Robbers: Ein Mann ist seit seinem zweiten Schlaganfall ein schwerer Pflegefall. Er ist getrennt, seine Töchter studieren noch. Die beiden kümmern sich wunderbar, sind aber noch jung und mit der Situation sehr gefordert. Mit jedem Punkt, der erledigt ist, kommen gerade neue Fragen auf: Erst gab es Schwierigkeiten mit dem Pflegedienst. Dann hatte der Vater einen enorm hohen Blutdruck und es stellte sich heraus, dass er gar keine Blutdruckmedikamente verschrieben bekommen hatte. Da er sich kaum bewegen kann, benötigte er eine spezielle Matratze, um sich nicht wund zu liegen. Später gab es Probleme mit dem Katheter-Wechsel. Es waren Änderungen im vorhandenen Behindertenausweis nötig. Aktuell suchen die Töchter Therapeutinnen oder Therapeuten, die nach Hause kommen, weil sie den Vater nicht eine Praxis bringen können. Wir telefonieren derzeit jede Woche miteinander. Andere Betroffene und Angehörige haben weniger Beratungsbedarf, sind aber trotzdem froh, eine feste Ansprechpartnerin zu haben.
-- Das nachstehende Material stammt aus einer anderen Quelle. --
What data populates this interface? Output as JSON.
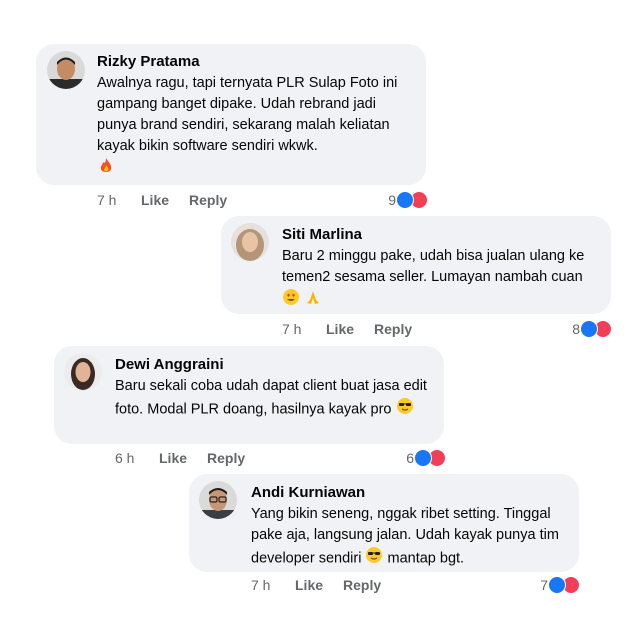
{
  "colors": {
    "bubble": "#f0f2f5",
    "meta_text": "#65676b",
    "like_blue": "#1877f2",
    "love_red": "#f33e58"
  },
  "comments": [
    {
      "name": "Rizky Pratama",
      "text": "Awalnya ragu, tapi ternyata PLR Sulap Foto ini gampang banget dipake. Udah rebrand jadi punya brand sendiri, sekarang malah keliatan kayak bikin software sendiri wkwk.",
      "emoji": "fire-emoji",
      "time": "7 h",
      "like": "Like",
      "reply": "Reply",
      "reactions": "9",
      "avatar": "avatar-man-short-hair"
    },
    {
      "name": "Siti Marlina",
      "text": "Baru 2 minggu pake, udah bisa jualan ulang ke temen2 sesama seller. Lumayan nambah cuan",
      "emoji": "heart-eyes-and-pray-emoji",
      "time": "7 h",
      "like": "Like",
      "reply": "Reply",
      "reactions": "8",
      "avatar": "avatar-woman-hijab"
    },
    {
      "name": "Dewi Anggraini",
      "text": "Baru sekali coba udah dapat client buat jasa edit foto. Modal PLR doang, hasilnya kayak pro",
      "emoji": "sunglasses-emoji",
      "time": "6 h",
      "like": "Like",
      "reply": "Reply",
      "reactions": "6",
      "avatar": "avatar-woman-dark-hair"
    },
    {
      "name": "Andi Kurniawan",
      "text": "Yang bikin seneng, nggak ribet setting. Tinggal pake aja, langsung jalan. Udah kayak punya tim developer sendiri",
      "text_after": "mantap bgt.",
      "emoji": "sunglasses-emoji",
      "time": "7 h",
      "like": "Like",
      "reply": "Reply",
      "reactions": "7",
      "avatar": "avatar-man-glasses"
    }
  ]
}
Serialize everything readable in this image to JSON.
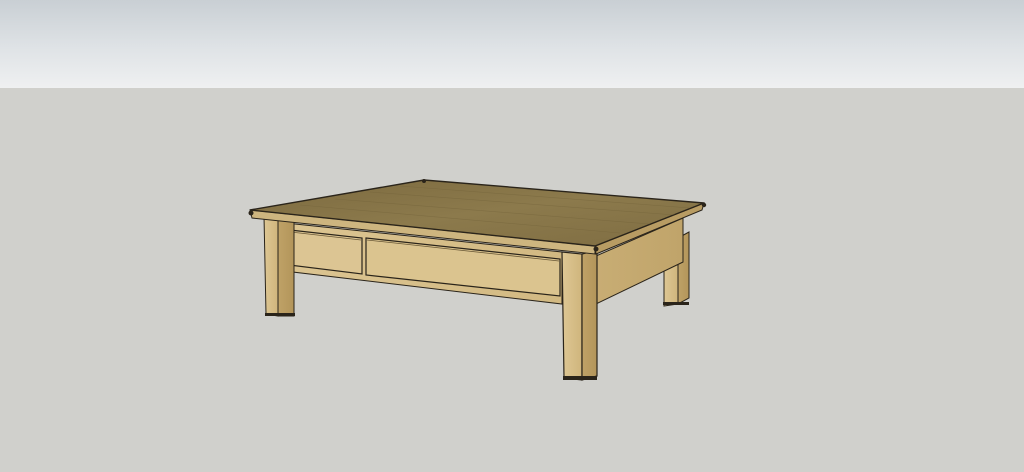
{
  "viewport": {
    "sky_color_top": "#c9cfd4",
    "sky_color_bottom": "#eff0f1",
    "ground_color": "#d0d0cc"
  },
  "model": {
    "object": "coffee-table",
    "top_color": "#8a7749",
    "wood_light": "#d9c28e",
    "wood_mid": "#c9ad72",
    "wood_dark": "#b89a60",
    "edge_color": "#2a241a"
  }
}
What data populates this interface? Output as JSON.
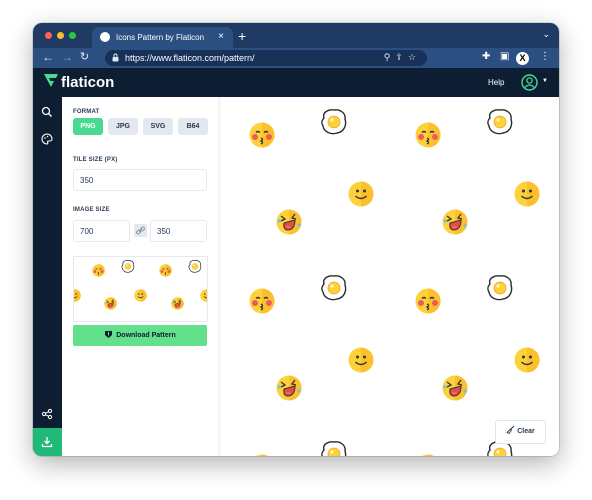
{
  "browser": {
    "tab_title": "Icons Pattern by Flaticon",
    "new_tab": "+",
    "close_tab": "×",
    "url": "https://www.flaticon.com/pattern/",
    "profile_letter": "X"
  },
  "site": {
    "brand": "flaticon",
    "help": "Help"
  },
  "panel": {
    "format_label": "FORMAT",
    "formats": [
      "PNG",
      "JPG",
      "SVG",
      "B64"
    ],
    "selected_format": "PNG",
    "tile_size_label": "TILE SIZE (PX)",
    "tile_size": "350",
    "image_size_label": "IMAGE SIZE",
    "image_width": "700",
    "image_height": "350",
    "download_label": "Download Pattern"
  },
  "canvas": {
    "clear_label": "Clear",
    "icons": [
      "kiss-emoji-icon",
      "fried-egg-icon",
      "smile-emoji-icon",
      "laughing-emoji-icon"
    ]
  },
  "colors": {
    "brand_green": "#4ad991",
    "download_green": "#63e08b",
    "header_navy": "#0e1e32",
    "browser_blue": "#2c4f82",
    "emoji_yellow": "#fdd13a"
  }
}
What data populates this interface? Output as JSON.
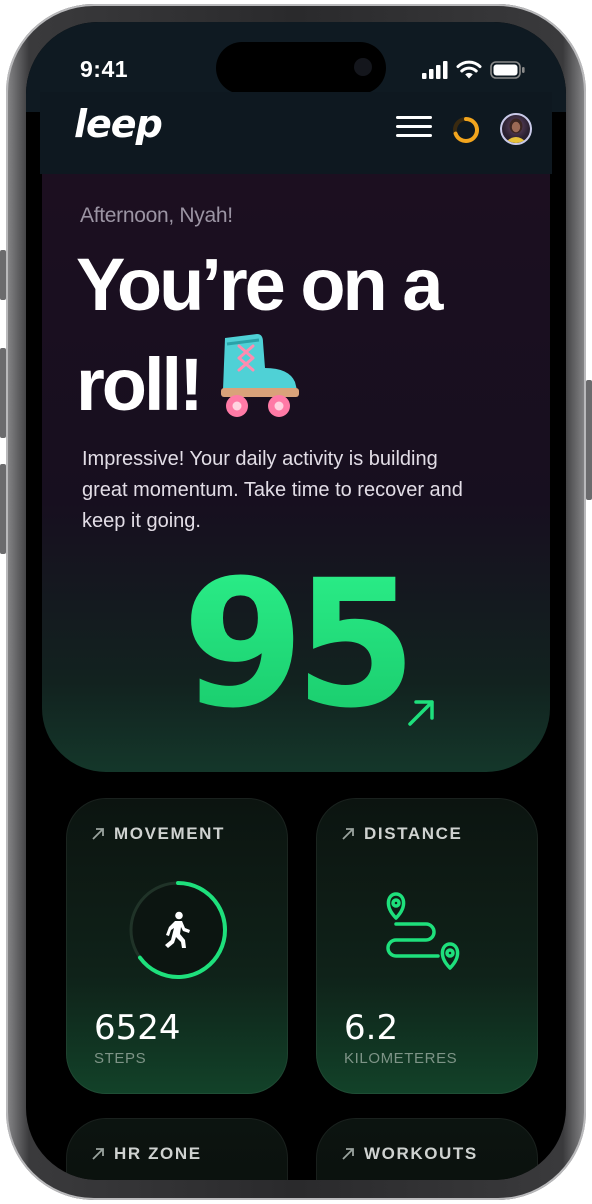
{
  "status_bar": {
    "time": "9:41",
    "icons": [
      "cellular-signal-icon",
      "wifi-icon",
      "battery-icon"
    ]
  },
  "app_bar": {
    "logo": "leep",
    "icons": [
      "menu-icon",
      "activity-ring-icon",
      "avatar"
    ]
  },
  "hero": {
    "greeting": "Afternoon, Nyah!",
    "headline_line1": "You’re on a",
    "headline_line2": "roll!",
    "emoji": "roller-skate-icon",
    "body": "Impressive! Your daily activity is building great momentum. Take time to recover and keep it going.",
    "score": "95",
    "trend": "up",
    "score_color": "#1ee07c"
  },
  "cards": [
    {
      "title": "MOVEMENT",
      "icon": "walking-person-icon",
      "value": "6524",
      "unit": "STEPS",
      "progress": 0.65
    },
    {
      "title": "DISTANCE",
      "icon": "route-icon",
      "value": "6.2",
      "unit": "KILOMETERES"
    },
    {
      "title": "HR ZONE"
    },
    {
      "title": "WORKOUTS"
    }
  ],
  "colors": {
    "accent": "#1ee07c",
    "ring": "#f2a51e",
    "background": "#000000",
    "hero_bg": "#170f1f"
  }
}
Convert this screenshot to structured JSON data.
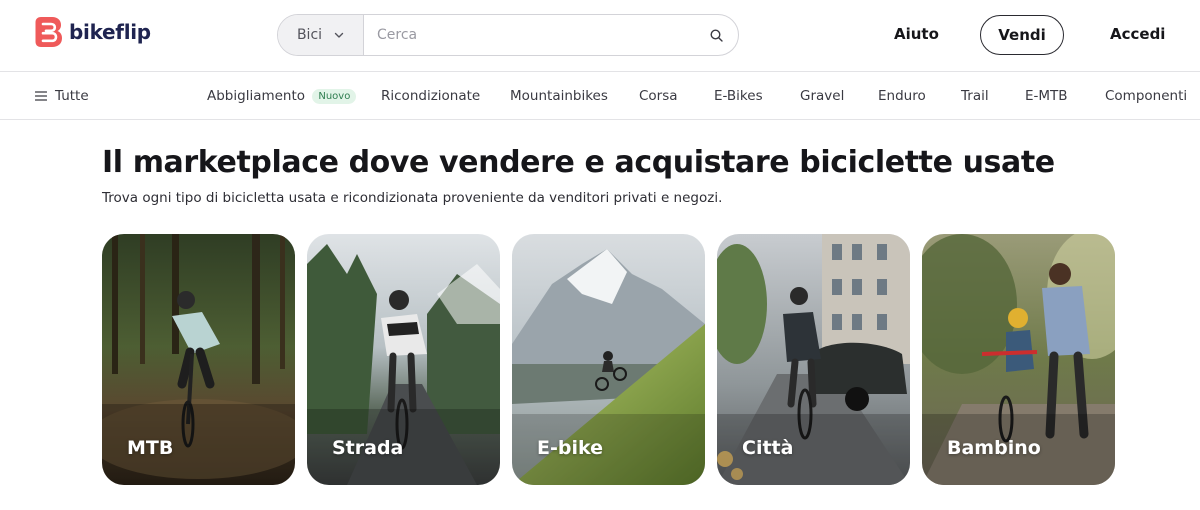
{
  "brand": {
    "name": "bikeflip",
    "logo_icon": "bikeflip-logo-icon",
    "accent": "#ef5a5a",
    "navy": "#1f2450"
  },
  "search": {
    "category": "Bici",
    "placeholder": "Cerca",
    "icon": "search-icon"
  },
  "header": {
    "help": "Aiuto",
    "sell": "Vendi",
    "login": "Accedi"
  },
  "nav": {
    "all": "Tutte",
    "menu_icon": "menu-icon",
    "items": [
      {
        "label": "Abbigliamento",
        "badge": "Nuovo"
      },
      {
        "label": "Ricondizionate"
      },
      {
        "label": "Mountainbikes"
      },
      {
        "label": "Corsa"
      },
      {
        "label": "E-Bikes"
      },
      {
        "label": "Gravel"
      },
      {
        "label": "Enduro"
      },
      {
        "label": "Trail"
      },
      {
        "label": "E-MTB"
      },
      {
        "label": "Componenti"
      }
    ]
  },
  "hero": {
    "title": "Il marketplace dove vendere e acquistare biciclette usate",
    "subtitle": "Trova ogni tipo di bicicletta usata e ricondizionata proveniente da venditori privati e negozi."
  },
  "categories": [
    {
      "label": "MTB"
    },
    {
      "label": "Strada"
    },
    {
      "label": "E-bike"
    },
    {
      "label": "Città"
    },
    {
      "label": "Bambino"
    }
  ]
}
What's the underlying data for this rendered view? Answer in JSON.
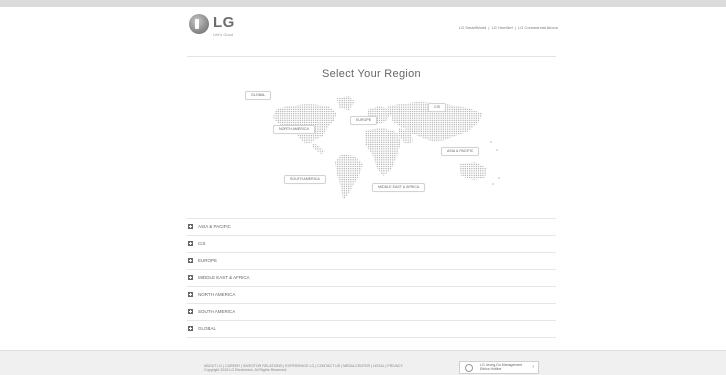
{
  "header": {
    "logo_text": "LG",
    "logo_tagline": "Life's Good",
    "links": [
      "LG SmartWorld",
      "LG HomNet",
      "LG Commercial Aircon"
    ],
    "link_separator": "|"
  },
  "main": {
    "title": "Select Your Region",
    "map_labels": {
      "global": "GLOBAL",
      "cis": "CIS",
      "europe": "EUROPE",
      "north_america": "NORTH AMERICA",
      "asia_pacific": "ASIA & PACIFIC",
      "south_america": "SOUTH AMERICA",
      "middle_east_africa": "MIDDLE EAST & AFRICA"
    },
    "region_list": [
      "ASIA & PACIFIC",
      "CIS",
      "EUROPE",
      "MIDDLE EAST & AFRICA",
      "NORTH AMERICA",
      "SOUTH AMERICA",
      "GLOBAL"
    ]
  },
  "footer": {
    "links_line": "ABOUT LG | CAREER | INVESTOR RELATIONS | EXPERIENCE LG | CONTACT US | MEDIA CENTER | LEGAL | PRIVACY",
    "copyright": "Copyright 2015 LG Electronics. All Rights Reserved.",
    "ethics_line1": "LG Jeong-Do Management",
    "ethics_line2": "Ethics Hotline"
  }
}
Wie können Betroffene eine Lotsin oder einen Lotsen bekommen?

Robbers: Leider gibt es noch nicht viele Lotsinnen und Lotsen. In der Region Düsseldorf bin ich momentan die Einzige. Ich spreche die Betroffenen und deren Angehörigen bereits auf der Schlaganfall-Station des LVR Klinikums an und frage, ob sie Interesse an einer einjährigen Begleitung haben. Dafür haben wir bestimmte Kriterien. Es muss zum Beispiel eine Verständigung in deutscher Sprache möglich sein und die Betroffenen dürfen nicht im Pflegeheim wohnen. Im Heim sind sie sowieso bereits versorgt. Betroffene und Angehörige aus dem Raum Düsseldorf können sich auch an den Verein ‚Düsseldorfer Initiative gegen den Schlaganfall‘ wenden, mit der wir eng zusammenarbeiten.

Seitz: Frau Robbers kann nur einen Bruchteil der Betroffenen begleiten, die bei uns behandelt werden. Die Kosten für ihre Stelle trägt die Klinik derzeit aus eigenen Mitteln – ohne Refinanzierung. Die Lotsinnen und Lotsen in Ostwestfalen-Lippe, wurden zunächst im Rahmen eines Innovationsfond-Projektes des Bunds finanziert, jetzt über einen Selektivvertrag mit den Krankenkassen. Ähnliche Projekte in Deutschland haben unterschiedliche Finanzierungswege gefunden, etwa durch die Stadt oder private Unternehmen. Wir wünschen uns alle, dass sich das in Zukunft ändert. Unser Ziel: Jeder Betroffene soll Anspruch auf eine Lotsen-Begleitung haben, die Krankenkassen übernehmen die Kosten. Die Uni Bielefeld wertet gerade die Ergebnisse des Projekts aus Ostwestfalen-Lippe aus. Wir sind gespannt auf die Ergebnisse und hoffen, dass sie auch die Politik und die Krankenkassen überzeugen werden. Die Rückmeldungen der Patienten, die Frau Robbers begleitet hat, sind sehr positiv.

Vielen Dank für das Gespräch.

 

Thema des Monats: Schlaganfall

Am 10. Mai ist der "Tag gegen den Schlaganfall" der Stiftung Deutsche Schlaganfall-Hilfe.

Die KV Nordrhein widmet sich deswegen im Mai 2022 diesem Schwerpunktthema.